WRITE WHAT YOU KNOW. IT'S A simple piece of advice that first-time film-makers have followed for decades, so why mess with it? That was Essex-born writer-director Eran Creevy's reasoning when he sat down to pen his debut movie. "I really didn't know what to write a film about," admits the 32-year-old, "so I thought: what do I know? Martin Scorsese and Woody Allen know New York and Manhattan. I know Harlow in Essex. Ha-ha!"The result is Shifty, a raw but optimistic low-budget thriller about a drug dealer called Shifty (played by Riz Ahmed) whose sorted-on-the-outside lifestyle begins to unravel over a 24-hour period during which his gone-respectable best friend Chris (Vera Drake's Daniel Mays) returns, having abruptly left town four years earlier. Set in Harlow (well, a fictionalised London suburb called Dudlow), and seen through Chris's eyes, it's a film very much inspired by some of the things Creevy witnessed while growing up there.
Not that he wants to give the impression that Shifty is a woe-is-me story about his youth. As he puts it: "I grew up in a single parent family on a council estate and blah-blah-blah-blah-blah … but I had a very happy childhood." Nevertheless, the anger, frustration and sadness he felt upon returning to Harlow as an adult is very real. "Lots of people I grew up with have since passed away due to stabbings, or have gone to prison. Some of my own friends have got themselves into trouble, and one of my family members got addicted to heroin, so it does have a very personal feel to it."
Indeed, one horrific incident in particular became the seed for the whole film. "I was back home, talking to the real Shifty, when a crack deal went down in front of me," recalls Creevy. "I saw this poor girl who I used to go to school with in the front of the car. She was scarred all down her face, so I said to the real Shifty, 'God, I remember her, I used to fancy her massively when I was at school,' and he told me she got smacked out on heroin, passed out next to a radiator and actually melted. The paramedics had to peel her off. I was so devastated by that story that it ended up being the first thing I wrote."
The film, then, has a grim veracity, but it's leavened by moments of black humour and a fairly hopeful outlook - a result, Creevy says, of his own tendency to try and make light of bad situations, as well as a desire to reflect the importance he places on the friendships he formed growing up a quarter Sri Lankan (on his mother's side) in a casually racist town. "I think a lot of what we went through is the reason I had such a strong link to my friends." He laughs. "Ultimately this is a love story between two best mates."
The film itself is something of a labour of love. Made as part of Film London's innovative Microwave scheme, it was shot for £100,000 in just 18 days, which created a special kind of energy on screen that was reflected on set in the way everyone pitched in, including actors such as The Curious Case of Benjamin Button's Jason Flemyng.

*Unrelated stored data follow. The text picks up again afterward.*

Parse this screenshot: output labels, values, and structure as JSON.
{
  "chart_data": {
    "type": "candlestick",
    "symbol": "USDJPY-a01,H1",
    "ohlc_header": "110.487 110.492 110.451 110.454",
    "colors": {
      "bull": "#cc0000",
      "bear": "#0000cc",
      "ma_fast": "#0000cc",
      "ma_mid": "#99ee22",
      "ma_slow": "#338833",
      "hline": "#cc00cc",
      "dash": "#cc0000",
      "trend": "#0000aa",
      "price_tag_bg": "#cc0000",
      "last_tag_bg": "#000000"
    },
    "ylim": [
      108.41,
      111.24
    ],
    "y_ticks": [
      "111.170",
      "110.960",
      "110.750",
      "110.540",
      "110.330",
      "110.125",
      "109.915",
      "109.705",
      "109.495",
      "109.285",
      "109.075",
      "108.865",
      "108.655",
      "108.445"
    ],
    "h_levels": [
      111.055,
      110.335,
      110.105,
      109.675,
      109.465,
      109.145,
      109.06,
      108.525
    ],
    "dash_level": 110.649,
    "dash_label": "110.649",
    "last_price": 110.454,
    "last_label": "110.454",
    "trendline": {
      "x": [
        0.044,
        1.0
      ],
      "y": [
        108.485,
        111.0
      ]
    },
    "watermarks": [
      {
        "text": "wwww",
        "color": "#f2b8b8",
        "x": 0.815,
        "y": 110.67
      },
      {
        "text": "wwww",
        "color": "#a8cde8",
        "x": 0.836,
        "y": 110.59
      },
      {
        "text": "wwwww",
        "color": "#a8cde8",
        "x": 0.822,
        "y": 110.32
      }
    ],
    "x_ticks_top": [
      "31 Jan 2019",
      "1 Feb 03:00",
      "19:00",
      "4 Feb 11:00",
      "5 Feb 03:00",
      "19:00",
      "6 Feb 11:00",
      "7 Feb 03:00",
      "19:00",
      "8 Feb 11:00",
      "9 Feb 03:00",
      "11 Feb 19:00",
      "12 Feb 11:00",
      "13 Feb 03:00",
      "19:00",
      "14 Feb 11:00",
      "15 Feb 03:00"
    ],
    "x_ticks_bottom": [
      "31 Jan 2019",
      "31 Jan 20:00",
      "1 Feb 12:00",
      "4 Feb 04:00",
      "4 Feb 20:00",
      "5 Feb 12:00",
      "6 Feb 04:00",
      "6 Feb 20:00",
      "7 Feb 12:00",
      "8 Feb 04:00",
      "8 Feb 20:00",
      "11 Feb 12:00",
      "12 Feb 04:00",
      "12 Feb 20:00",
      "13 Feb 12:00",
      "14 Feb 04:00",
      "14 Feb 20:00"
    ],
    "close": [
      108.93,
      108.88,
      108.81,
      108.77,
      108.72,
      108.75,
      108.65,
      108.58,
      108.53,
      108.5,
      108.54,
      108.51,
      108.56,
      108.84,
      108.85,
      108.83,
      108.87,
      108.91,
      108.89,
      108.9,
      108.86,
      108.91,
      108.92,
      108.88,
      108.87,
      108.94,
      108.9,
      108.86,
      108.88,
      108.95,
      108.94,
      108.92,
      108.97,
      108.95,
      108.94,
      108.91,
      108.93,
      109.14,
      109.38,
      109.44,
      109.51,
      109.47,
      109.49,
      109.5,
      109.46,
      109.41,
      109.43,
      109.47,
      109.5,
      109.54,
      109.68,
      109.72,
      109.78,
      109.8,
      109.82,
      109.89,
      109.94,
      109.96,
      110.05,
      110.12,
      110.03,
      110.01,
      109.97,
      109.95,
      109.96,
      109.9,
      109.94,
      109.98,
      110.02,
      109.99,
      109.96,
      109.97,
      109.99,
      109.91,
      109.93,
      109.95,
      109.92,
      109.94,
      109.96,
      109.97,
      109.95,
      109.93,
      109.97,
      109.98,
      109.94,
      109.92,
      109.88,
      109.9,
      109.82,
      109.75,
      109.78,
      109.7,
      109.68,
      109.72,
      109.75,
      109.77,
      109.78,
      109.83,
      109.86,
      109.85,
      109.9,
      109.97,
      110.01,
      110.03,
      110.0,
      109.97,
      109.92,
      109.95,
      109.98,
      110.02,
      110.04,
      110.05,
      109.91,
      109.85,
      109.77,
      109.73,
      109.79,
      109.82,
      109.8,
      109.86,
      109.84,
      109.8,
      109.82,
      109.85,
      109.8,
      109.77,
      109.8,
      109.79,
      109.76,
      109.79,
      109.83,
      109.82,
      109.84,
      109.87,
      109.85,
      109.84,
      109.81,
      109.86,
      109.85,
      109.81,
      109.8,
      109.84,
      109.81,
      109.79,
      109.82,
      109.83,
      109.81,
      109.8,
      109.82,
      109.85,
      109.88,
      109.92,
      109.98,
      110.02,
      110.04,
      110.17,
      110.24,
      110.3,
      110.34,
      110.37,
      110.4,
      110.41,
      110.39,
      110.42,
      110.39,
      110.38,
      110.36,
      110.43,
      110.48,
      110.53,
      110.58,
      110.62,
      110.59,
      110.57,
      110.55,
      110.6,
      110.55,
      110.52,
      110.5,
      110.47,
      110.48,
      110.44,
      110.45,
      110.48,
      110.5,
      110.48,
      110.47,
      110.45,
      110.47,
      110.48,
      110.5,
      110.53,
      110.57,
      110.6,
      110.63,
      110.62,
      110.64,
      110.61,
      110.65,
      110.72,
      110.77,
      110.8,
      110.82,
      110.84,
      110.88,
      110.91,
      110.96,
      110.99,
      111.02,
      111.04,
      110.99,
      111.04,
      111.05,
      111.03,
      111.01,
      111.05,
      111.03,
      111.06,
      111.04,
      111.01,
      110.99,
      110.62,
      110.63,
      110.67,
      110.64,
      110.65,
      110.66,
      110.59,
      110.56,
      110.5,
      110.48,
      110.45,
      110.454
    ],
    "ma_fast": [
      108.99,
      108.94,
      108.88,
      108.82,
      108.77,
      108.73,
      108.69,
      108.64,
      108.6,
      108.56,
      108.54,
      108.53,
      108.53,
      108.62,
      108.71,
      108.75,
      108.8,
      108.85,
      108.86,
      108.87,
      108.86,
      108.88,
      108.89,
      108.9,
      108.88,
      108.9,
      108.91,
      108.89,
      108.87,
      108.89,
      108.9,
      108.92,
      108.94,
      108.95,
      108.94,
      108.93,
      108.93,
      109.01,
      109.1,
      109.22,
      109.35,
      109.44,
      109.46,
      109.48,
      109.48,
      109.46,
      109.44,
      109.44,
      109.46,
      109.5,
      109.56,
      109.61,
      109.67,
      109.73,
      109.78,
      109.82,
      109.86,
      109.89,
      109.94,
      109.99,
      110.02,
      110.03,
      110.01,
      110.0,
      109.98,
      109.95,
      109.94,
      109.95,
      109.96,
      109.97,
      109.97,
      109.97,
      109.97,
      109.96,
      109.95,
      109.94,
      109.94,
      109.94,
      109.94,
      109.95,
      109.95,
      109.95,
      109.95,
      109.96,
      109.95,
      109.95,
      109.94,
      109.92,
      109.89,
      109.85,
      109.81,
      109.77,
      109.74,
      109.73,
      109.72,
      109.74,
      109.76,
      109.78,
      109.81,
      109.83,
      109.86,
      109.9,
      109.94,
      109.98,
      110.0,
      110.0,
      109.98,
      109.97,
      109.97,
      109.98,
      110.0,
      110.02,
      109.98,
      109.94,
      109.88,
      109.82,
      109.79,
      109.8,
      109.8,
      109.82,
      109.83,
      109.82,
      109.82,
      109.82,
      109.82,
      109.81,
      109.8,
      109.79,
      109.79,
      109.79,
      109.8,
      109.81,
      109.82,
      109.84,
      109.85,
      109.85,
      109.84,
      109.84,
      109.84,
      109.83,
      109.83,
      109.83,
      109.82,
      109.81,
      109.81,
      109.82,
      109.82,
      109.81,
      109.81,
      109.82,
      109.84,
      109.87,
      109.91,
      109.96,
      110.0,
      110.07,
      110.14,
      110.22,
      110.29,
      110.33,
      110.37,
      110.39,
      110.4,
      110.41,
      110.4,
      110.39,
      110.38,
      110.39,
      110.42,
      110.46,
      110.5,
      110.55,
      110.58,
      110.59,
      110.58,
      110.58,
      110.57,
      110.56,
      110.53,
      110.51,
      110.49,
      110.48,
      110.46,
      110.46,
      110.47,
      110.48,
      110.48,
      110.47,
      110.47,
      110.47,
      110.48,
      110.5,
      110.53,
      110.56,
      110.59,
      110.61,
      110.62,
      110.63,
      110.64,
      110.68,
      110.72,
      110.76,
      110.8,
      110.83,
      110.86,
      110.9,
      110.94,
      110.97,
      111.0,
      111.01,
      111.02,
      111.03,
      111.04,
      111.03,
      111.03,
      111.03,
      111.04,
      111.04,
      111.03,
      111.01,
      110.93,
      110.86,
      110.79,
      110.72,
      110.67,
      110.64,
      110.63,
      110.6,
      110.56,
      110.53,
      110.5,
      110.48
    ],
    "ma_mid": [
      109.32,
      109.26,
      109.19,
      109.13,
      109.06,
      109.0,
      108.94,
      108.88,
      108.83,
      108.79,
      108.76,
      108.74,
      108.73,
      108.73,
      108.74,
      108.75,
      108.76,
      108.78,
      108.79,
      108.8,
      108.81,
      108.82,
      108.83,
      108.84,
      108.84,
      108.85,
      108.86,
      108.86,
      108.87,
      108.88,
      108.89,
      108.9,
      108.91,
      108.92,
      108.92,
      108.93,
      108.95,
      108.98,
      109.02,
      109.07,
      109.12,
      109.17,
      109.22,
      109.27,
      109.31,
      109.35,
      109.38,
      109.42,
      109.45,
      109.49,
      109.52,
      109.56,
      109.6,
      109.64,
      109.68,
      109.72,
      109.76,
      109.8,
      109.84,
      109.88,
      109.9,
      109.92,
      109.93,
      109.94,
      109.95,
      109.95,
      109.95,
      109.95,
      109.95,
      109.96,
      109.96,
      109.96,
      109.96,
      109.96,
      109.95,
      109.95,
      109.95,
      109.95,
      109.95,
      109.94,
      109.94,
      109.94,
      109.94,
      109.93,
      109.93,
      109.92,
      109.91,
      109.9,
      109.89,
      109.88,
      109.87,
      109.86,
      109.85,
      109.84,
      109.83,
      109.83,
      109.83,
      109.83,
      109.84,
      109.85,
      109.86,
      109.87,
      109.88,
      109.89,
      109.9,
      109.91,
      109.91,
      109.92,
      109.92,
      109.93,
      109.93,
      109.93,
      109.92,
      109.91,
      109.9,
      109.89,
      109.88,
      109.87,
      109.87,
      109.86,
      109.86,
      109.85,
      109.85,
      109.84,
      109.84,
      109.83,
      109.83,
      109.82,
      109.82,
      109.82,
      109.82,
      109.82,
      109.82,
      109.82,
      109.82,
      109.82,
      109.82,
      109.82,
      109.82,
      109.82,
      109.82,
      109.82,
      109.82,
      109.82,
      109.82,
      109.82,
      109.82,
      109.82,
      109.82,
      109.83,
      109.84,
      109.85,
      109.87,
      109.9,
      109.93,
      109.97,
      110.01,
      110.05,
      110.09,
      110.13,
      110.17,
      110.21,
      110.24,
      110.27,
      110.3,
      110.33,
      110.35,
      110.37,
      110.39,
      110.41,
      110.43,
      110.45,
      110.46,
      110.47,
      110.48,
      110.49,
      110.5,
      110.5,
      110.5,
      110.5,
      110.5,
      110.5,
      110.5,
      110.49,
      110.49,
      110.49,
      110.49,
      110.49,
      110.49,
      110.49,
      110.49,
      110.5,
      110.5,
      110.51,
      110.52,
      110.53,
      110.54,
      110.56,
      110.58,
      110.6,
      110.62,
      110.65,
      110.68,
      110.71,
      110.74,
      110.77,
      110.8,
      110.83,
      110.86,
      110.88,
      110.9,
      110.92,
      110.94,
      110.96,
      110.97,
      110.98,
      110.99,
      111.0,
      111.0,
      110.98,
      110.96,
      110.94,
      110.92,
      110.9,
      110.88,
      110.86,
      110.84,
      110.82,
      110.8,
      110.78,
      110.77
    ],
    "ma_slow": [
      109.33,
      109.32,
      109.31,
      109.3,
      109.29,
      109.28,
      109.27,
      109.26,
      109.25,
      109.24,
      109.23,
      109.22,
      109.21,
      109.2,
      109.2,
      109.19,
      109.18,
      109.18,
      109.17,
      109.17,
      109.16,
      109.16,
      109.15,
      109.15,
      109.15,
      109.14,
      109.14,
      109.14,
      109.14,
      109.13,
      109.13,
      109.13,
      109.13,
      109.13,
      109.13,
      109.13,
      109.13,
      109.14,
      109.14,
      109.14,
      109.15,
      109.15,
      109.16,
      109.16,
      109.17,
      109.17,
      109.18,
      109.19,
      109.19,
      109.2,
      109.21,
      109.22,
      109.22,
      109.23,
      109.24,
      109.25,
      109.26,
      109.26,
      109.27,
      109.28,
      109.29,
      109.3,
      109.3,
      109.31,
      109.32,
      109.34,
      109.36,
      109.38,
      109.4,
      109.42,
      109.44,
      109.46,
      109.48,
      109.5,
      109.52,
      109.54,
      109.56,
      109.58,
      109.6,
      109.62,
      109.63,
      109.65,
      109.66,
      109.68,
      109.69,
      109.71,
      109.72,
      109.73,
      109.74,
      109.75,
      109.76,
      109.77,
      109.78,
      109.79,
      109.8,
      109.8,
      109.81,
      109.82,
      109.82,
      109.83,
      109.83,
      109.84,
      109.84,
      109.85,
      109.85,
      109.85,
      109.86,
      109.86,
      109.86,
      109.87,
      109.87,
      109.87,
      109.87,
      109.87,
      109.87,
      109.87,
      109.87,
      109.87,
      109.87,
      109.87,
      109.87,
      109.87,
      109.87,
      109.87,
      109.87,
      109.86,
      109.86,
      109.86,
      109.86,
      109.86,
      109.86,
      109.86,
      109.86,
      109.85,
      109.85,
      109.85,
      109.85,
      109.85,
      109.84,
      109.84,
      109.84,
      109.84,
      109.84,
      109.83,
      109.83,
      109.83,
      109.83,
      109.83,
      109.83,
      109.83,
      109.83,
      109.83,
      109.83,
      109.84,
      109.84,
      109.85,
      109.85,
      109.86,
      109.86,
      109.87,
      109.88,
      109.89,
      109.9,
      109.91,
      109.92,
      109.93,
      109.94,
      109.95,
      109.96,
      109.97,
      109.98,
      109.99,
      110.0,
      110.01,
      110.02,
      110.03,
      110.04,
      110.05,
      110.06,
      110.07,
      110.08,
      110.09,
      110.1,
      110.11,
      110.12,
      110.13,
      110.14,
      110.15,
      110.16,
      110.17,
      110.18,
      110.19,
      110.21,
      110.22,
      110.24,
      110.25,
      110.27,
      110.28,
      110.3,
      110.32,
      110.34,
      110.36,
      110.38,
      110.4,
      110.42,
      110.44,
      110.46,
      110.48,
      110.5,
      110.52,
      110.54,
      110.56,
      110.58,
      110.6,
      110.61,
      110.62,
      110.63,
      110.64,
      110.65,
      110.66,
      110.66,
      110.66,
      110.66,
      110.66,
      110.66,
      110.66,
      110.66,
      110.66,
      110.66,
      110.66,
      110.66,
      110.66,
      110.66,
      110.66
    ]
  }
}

"Jason was great. He'd just come off this massive $150 million David Fincher film and he walks onto our set and he's helping wipe things down and sweep things up."
Turns out Flemyng's an old mate who helped get him his first film credit, on Layer Cake, which the actor was making with Daniel Craig at the time. "I completely lied my way onto Layer Cake," chuckles Creevy, "and became a runner-slash-Daniel Craig's stand-in".
Production credits on Hitchhiker's Guide to the Galaxy, Wimbledon and Woody Allen's Scoop followed, along with music videos and commercials work for the likes of Nike.
And now there's Shifty, which sees him nipping at the heels of the new wave of brilliant Brit directors such as London to Brighton's Paul Andrew Williams and trailblazer Shane Meadows. Were these two an inspiration to him?
"To be honest, my inspirations were things like Ghostbusters and Back to the Future," smiles Creevy. "When I was 13 my mum remarried and my step-dad had a video shop and I used to go and soak up crap like The Goonies and Gremlins, so I've got quite commercial tastes. I guess what I learned from watching those films was to always try and keep the audience entertained. So with Shifty, I wanted to keep it short and I wanted it to have a thriller element to it. That has nothing to do with selling out, it's just what I wanted to bring to the movie."
Next up - hopefully - is a Heat-style crime drama called Welcome to the Punch, which he has just finished writing. "Michael Mann is a hero of mine and I really want to do what they're doing in countries like South Korea and Hong Kong at the moment, with movies like OldBoy and Infernal Affairs: make a big, epic crime thriller, set in Britain, but making it look like those films and getting rid of the parochial feel we have here."
Sounds as if it will cost a lot more than £100,000. "Yeah, a lot more. But I kind of thought, 'Well, if I'm going to get a chance at making another film out of Shifty, I want to make one like the ones I grew up loving.' And I loved films like Heat. I also loved action films like Die Hard, Lethal Weapon, Predator and The Last Boy Scout, so it's going to be a sort of mesh of all that. It's Shifty meets Michael Mann meets The Last Boy Scout. Ha-ha!"
• Shifty is at the Glasgow Film Festival tomorrow and Monday, and will be released in cinemas on 24 April.